Now you can see that the above condition is only checking the size on gif images.

Instead of that, you need the parenthesis around the two file-type conditions, like this:

if ((true || false) && false)

Can you work that back up to what you need to change in your code?

johnuk · January 26, 2011, 11:39am

That is very clear, and I see exactly what you are saying thanks ill try it now

logic_earth · January 26, 2011, 11:39am


function gettype ( $image )
{
  if ( function_exists( 'exif_imagetype' ) )
    return exif_imagetype( $image )

  $tmp = getimagesize( $image );
  return $tmp[ 2 ];
}

$imgtype = gettype( $_FILE[ 'inputname' ][ 'tmp_name' ] );

if ( !in_array( $imgtype, array( IMAGETYPE_GIF, IMAGETYPE_JPEG, IMAGETYPE_PNG ) ) )
  exit( 'Incorrect Image Type!' );

if ( filesize( $_FILE[ 'inputname' ][ 'tmp_name' ] ) > 1048576 ) # This is 1 MB.
  exit( 'Must not be larger then 1 MB is size!' );

Paul_Wilkins · January 26, 2011, 11:48am

You’re welcome.

After updating it, you may want to move the complicated condition out to a separate function so that the condition is easier to understand.

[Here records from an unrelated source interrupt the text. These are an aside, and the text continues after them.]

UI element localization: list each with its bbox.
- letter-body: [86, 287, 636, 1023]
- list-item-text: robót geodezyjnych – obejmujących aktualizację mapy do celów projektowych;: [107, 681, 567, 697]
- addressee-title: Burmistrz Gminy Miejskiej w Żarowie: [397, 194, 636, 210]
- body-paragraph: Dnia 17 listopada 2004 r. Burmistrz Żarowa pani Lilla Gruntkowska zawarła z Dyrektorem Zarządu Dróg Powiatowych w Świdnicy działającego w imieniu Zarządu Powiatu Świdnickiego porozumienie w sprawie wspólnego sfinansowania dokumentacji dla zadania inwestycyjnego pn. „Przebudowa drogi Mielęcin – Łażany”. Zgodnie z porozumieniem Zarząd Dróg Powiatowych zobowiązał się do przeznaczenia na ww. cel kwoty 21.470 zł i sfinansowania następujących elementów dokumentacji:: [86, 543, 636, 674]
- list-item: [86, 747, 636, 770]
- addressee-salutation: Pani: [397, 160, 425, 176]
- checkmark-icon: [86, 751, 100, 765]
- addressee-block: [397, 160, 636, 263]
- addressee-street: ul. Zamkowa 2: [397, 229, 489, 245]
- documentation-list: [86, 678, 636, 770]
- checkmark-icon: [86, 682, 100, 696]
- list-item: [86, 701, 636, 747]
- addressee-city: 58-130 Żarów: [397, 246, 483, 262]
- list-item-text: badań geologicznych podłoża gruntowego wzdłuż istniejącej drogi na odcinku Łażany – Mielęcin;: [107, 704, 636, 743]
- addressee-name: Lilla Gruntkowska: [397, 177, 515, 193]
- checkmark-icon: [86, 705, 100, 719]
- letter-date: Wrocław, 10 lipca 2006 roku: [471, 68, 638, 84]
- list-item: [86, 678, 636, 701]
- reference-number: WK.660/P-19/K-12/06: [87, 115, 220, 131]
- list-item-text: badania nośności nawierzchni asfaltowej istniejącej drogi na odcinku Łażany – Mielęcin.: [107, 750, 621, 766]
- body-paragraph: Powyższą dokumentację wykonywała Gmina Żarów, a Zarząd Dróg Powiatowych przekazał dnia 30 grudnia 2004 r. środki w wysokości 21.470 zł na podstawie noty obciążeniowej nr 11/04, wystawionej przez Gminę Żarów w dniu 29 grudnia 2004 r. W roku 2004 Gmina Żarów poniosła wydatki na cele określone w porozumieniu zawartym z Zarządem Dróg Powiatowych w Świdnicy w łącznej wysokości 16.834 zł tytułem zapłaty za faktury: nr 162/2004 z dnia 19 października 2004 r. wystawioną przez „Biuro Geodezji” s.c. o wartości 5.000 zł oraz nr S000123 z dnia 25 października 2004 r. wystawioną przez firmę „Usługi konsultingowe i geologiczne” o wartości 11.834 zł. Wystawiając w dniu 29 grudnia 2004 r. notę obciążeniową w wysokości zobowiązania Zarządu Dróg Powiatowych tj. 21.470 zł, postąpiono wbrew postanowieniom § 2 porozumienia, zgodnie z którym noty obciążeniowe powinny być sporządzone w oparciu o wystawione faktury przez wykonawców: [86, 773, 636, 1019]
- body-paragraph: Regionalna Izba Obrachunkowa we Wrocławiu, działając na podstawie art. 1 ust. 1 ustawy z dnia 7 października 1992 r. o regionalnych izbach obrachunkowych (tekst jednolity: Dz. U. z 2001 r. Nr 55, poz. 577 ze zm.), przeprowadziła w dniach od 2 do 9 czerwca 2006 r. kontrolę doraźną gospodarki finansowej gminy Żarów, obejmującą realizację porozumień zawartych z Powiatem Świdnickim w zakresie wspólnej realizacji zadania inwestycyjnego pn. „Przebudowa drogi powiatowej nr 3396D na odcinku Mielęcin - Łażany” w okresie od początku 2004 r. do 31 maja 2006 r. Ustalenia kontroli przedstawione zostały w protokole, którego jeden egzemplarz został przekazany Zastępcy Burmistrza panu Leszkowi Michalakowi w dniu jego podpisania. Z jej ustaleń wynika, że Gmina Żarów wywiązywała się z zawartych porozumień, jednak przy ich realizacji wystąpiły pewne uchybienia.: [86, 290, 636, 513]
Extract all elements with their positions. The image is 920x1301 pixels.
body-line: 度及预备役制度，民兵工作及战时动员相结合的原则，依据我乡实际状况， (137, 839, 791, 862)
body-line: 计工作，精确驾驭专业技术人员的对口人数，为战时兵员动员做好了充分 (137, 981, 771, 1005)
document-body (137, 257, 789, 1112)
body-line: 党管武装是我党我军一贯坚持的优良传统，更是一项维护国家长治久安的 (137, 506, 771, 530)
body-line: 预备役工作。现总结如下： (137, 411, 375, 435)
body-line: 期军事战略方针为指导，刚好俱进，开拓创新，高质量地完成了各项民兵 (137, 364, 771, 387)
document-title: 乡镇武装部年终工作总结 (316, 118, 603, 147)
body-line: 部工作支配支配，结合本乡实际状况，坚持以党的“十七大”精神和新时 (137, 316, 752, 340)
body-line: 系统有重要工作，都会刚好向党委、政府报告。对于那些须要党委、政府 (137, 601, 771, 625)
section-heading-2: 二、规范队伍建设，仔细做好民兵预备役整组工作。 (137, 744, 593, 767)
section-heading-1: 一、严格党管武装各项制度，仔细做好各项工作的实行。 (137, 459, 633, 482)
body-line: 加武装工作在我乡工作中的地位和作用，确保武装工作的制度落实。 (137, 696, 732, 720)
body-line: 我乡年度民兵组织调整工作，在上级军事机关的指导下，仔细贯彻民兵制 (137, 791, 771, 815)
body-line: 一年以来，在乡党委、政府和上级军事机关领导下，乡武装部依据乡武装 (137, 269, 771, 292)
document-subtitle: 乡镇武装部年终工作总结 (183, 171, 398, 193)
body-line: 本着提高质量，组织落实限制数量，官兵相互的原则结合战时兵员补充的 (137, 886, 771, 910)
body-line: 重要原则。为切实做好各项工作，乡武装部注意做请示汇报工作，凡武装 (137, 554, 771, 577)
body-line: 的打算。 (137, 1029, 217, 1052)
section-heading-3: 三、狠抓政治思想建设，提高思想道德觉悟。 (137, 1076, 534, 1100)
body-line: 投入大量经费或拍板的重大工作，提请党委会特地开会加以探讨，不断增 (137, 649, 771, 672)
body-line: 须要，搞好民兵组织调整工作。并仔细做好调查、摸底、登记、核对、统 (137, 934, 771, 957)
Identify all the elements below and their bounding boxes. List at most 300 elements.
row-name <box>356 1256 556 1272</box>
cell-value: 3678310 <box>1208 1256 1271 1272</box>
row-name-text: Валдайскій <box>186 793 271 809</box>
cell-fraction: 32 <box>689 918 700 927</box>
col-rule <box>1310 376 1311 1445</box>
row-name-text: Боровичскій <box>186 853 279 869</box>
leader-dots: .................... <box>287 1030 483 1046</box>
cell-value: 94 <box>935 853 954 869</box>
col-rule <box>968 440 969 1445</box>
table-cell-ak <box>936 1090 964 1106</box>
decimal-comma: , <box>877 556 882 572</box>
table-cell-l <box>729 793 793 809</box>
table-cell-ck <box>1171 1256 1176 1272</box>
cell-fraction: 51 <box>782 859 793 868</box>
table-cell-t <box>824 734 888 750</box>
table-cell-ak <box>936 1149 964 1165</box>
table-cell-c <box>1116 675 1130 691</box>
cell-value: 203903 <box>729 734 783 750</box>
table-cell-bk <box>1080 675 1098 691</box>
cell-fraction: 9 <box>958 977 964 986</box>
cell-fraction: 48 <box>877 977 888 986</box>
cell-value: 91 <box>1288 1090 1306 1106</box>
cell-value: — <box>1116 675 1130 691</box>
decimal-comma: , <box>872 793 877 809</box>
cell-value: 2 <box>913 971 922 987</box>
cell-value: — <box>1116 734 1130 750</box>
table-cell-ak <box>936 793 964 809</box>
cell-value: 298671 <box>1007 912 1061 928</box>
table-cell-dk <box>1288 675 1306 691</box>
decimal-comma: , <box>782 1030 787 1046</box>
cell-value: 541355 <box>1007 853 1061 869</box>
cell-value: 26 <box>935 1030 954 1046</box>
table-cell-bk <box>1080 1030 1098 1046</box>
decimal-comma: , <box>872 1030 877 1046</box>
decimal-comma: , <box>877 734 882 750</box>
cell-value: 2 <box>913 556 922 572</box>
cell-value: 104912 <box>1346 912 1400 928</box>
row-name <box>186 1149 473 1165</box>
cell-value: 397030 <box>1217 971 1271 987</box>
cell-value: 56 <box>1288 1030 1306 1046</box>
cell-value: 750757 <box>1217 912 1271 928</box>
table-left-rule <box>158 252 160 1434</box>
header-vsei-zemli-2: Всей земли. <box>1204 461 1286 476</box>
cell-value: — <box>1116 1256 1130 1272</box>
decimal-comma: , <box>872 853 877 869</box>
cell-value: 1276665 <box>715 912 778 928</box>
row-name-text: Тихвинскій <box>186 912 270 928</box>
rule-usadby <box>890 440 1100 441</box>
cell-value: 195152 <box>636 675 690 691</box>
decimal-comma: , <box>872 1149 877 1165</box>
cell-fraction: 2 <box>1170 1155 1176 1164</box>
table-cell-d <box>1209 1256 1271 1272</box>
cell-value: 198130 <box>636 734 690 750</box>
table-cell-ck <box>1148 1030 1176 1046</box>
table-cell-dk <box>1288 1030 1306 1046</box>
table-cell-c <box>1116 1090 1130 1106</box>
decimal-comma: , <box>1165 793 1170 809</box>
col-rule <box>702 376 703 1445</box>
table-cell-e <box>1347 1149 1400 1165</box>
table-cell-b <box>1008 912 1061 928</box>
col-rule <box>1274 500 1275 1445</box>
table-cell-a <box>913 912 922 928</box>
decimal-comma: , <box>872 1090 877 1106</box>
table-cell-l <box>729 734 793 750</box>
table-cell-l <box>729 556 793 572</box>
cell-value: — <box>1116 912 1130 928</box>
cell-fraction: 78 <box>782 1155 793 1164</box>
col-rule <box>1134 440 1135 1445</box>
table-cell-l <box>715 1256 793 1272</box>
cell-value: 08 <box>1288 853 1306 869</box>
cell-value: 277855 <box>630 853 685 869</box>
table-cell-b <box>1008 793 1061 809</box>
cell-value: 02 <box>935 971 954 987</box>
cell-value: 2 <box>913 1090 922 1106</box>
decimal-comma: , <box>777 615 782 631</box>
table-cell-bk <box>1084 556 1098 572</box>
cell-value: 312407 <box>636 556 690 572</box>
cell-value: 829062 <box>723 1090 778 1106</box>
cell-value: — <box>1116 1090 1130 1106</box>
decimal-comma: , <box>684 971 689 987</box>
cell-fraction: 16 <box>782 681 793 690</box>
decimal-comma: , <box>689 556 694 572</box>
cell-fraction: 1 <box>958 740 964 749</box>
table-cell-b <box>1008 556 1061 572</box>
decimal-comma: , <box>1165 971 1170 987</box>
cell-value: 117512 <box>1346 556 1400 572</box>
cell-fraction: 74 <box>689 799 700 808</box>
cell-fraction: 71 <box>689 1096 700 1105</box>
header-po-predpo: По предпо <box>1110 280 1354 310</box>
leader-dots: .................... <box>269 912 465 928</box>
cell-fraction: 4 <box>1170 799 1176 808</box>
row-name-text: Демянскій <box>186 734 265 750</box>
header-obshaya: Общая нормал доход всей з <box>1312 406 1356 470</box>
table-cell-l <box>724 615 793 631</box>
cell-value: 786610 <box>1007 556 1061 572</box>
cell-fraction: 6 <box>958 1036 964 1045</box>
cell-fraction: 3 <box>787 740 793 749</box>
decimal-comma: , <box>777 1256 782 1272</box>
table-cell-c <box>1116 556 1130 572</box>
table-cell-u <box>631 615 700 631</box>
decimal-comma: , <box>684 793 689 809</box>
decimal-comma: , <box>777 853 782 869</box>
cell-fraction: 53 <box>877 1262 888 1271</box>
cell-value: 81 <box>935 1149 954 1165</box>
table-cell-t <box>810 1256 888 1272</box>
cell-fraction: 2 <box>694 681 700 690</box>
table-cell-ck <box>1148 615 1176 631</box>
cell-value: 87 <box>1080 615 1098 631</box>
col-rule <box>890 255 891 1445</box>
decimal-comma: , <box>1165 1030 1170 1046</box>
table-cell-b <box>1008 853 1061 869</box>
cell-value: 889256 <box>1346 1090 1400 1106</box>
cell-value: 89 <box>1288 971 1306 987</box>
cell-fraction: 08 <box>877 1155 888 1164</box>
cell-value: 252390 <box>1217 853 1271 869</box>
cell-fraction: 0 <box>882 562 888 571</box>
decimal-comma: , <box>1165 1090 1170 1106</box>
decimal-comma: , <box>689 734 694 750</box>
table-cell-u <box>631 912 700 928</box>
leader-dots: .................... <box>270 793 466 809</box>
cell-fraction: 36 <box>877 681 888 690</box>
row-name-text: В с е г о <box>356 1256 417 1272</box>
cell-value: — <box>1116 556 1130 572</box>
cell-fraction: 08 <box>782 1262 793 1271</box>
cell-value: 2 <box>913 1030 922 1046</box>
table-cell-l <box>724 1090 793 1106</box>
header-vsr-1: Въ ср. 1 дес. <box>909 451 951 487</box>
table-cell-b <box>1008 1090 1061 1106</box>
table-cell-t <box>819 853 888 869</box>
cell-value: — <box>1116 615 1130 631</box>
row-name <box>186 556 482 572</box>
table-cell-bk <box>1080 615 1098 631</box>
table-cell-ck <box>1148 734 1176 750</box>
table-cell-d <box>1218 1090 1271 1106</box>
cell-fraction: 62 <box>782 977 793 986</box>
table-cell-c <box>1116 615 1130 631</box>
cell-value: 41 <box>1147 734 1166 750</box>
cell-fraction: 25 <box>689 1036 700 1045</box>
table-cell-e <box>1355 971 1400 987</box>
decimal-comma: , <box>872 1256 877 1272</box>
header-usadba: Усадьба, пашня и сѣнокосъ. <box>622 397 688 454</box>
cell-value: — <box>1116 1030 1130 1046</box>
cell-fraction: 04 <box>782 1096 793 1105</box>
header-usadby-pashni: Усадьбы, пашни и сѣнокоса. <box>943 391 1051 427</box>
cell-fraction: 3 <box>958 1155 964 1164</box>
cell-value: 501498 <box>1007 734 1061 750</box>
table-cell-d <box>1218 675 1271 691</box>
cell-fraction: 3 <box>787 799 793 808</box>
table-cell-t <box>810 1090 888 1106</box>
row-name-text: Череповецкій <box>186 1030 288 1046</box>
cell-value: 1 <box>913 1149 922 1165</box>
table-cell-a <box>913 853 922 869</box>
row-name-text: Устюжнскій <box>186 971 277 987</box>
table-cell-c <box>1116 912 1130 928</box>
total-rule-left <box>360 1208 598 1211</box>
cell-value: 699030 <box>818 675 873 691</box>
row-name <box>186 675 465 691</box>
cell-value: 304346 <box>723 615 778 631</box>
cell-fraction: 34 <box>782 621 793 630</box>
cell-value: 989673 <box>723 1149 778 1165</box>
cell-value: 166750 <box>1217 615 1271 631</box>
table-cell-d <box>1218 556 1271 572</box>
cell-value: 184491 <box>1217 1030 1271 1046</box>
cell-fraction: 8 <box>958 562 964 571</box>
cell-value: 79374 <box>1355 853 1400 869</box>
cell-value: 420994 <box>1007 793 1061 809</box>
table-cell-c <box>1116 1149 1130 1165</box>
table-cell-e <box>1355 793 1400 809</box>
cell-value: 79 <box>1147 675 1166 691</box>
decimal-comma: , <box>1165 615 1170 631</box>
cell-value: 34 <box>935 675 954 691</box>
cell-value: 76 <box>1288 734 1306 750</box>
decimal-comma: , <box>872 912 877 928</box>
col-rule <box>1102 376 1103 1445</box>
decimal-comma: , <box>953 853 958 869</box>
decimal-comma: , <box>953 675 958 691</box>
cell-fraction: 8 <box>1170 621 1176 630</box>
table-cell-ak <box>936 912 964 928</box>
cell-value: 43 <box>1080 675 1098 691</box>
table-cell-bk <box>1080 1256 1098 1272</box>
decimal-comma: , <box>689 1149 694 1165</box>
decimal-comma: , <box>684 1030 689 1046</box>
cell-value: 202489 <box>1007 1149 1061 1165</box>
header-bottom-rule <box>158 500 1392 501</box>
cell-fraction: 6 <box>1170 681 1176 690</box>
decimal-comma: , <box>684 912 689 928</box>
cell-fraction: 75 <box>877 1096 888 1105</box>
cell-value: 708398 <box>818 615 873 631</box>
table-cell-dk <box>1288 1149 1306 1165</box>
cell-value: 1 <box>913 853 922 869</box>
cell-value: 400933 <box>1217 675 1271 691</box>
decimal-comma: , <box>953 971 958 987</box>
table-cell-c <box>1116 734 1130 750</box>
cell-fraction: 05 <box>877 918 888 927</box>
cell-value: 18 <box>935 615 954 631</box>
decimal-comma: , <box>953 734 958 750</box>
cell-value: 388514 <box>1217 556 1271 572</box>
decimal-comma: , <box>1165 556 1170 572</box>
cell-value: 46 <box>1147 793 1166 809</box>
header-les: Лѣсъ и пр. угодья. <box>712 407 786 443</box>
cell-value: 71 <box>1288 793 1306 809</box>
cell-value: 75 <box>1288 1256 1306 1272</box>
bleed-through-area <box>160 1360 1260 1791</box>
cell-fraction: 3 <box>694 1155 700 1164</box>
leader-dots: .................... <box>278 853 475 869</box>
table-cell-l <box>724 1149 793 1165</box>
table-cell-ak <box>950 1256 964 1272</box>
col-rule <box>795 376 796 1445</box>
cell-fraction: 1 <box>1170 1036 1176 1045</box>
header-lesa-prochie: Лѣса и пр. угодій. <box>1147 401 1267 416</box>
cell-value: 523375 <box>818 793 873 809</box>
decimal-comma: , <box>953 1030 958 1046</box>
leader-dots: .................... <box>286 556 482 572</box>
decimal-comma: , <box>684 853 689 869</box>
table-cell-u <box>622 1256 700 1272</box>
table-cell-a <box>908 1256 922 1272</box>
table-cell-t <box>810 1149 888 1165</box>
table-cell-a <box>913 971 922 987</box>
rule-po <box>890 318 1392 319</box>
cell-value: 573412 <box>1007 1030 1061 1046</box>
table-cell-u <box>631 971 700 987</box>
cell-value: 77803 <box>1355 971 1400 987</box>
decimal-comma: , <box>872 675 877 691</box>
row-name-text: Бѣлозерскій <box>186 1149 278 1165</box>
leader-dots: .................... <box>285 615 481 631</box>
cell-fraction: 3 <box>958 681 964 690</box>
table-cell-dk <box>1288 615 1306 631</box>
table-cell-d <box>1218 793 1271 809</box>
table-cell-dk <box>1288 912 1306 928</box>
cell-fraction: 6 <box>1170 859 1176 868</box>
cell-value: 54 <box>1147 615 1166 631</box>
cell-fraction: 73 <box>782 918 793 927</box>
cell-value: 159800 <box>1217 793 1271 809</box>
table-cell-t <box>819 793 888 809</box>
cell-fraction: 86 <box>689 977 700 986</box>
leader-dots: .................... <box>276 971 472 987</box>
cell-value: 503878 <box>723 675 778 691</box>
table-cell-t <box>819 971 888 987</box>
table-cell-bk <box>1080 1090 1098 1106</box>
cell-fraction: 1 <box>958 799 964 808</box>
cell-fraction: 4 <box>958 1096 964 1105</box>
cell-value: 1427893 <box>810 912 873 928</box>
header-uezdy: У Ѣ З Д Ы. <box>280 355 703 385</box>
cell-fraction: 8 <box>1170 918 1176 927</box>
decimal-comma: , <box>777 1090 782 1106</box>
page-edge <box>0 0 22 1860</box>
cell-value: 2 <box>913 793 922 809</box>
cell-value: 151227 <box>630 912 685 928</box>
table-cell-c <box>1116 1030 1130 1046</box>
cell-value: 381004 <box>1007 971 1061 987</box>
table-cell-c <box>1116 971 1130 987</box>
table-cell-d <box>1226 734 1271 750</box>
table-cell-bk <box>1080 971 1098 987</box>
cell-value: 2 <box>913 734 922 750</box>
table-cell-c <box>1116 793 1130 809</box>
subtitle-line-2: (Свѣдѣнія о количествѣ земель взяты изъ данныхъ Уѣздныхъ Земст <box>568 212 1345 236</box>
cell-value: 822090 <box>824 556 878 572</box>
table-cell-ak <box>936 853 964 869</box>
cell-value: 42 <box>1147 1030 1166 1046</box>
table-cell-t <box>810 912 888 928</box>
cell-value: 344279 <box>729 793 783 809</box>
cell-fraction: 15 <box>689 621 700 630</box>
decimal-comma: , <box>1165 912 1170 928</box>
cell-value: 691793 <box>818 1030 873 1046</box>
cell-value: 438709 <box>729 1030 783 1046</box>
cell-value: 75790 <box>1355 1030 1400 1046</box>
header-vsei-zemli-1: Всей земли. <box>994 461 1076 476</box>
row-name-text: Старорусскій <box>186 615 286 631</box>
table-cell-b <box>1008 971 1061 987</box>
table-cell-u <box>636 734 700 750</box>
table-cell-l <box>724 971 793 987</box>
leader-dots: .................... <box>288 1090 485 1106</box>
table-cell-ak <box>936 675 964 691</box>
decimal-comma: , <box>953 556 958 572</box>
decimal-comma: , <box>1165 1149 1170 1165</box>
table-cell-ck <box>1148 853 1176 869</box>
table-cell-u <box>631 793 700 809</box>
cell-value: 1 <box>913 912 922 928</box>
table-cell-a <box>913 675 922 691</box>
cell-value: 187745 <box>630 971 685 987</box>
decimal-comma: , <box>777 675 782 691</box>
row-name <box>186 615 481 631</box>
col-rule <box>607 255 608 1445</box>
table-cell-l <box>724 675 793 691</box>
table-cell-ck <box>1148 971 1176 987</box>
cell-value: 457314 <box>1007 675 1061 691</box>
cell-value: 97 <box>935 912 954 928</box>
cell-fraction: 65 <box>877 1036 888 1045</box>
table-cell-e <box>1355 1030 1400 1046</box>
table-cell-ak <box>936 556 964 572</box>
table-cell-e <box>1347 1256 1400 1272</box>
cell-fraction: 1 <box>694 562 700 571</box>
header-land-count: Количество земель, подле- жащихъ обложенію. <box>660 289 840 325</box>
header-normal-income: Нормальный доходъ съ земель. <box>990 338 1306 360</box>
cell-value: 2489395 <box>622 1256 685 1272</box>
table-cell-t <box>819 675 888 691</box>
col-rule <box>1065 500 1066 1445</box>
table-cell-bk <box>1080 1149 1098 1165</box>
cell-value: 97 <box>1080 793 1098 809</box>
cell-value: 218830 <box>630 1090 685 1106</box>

function isAcceptableImage($imageUpload, $ext)
{
    return ...
}

if (isAcceptableImage($imageUpload, $ext)) {
    ...
}

Your future-self will thank you for making it easier to understand.

johnuk · January 26, 2011, 11:52am

paul_wilkins:

You’re welcome.

After updating it, you may want to move the complicated condition out to a separate function so that the condition is easier to understand.
function isAcceptableImage($imageUpload, $ext)
{
    return ...
}

if (isAcceptableImage($imageUpload, $ext)) {
    ...
}
Your future-self will thank you for doing that.

Thats a great idea Paul thankyou :), and thanks logic_earth for your alternative idea!

EastCoast · January 26, 2011, 12:14pm

I’m going to disagree with logic_earth here that purely checking a file using getimagesize and exif_imagetype is sufficient for security. They can both be bypassed by a malicious file that has a malformed header that will pass verification but has active content that will be parsed and executed by php .

logic_earth · January 26, 2011, 1:16pm

That is why you never execute or use the supplied file name by the client. However, using the type value from $_FILE is a no go. Or are you saying one should use that value for determining if the file is an image? If not then you agree with me.

By the way, I never said anything about this being “sufficient security”, please don’t put words in my mouth that I never spoken.

EastCoast · January 26, 2011, 11:56pm

Yes using type from $_FILE is a no go. However, when your code is read by many less skilled php users on this forum, particularly when they see it posted by an experienced person such as yourself, many will take it as a finished and secure item, so it’s worth expanding on.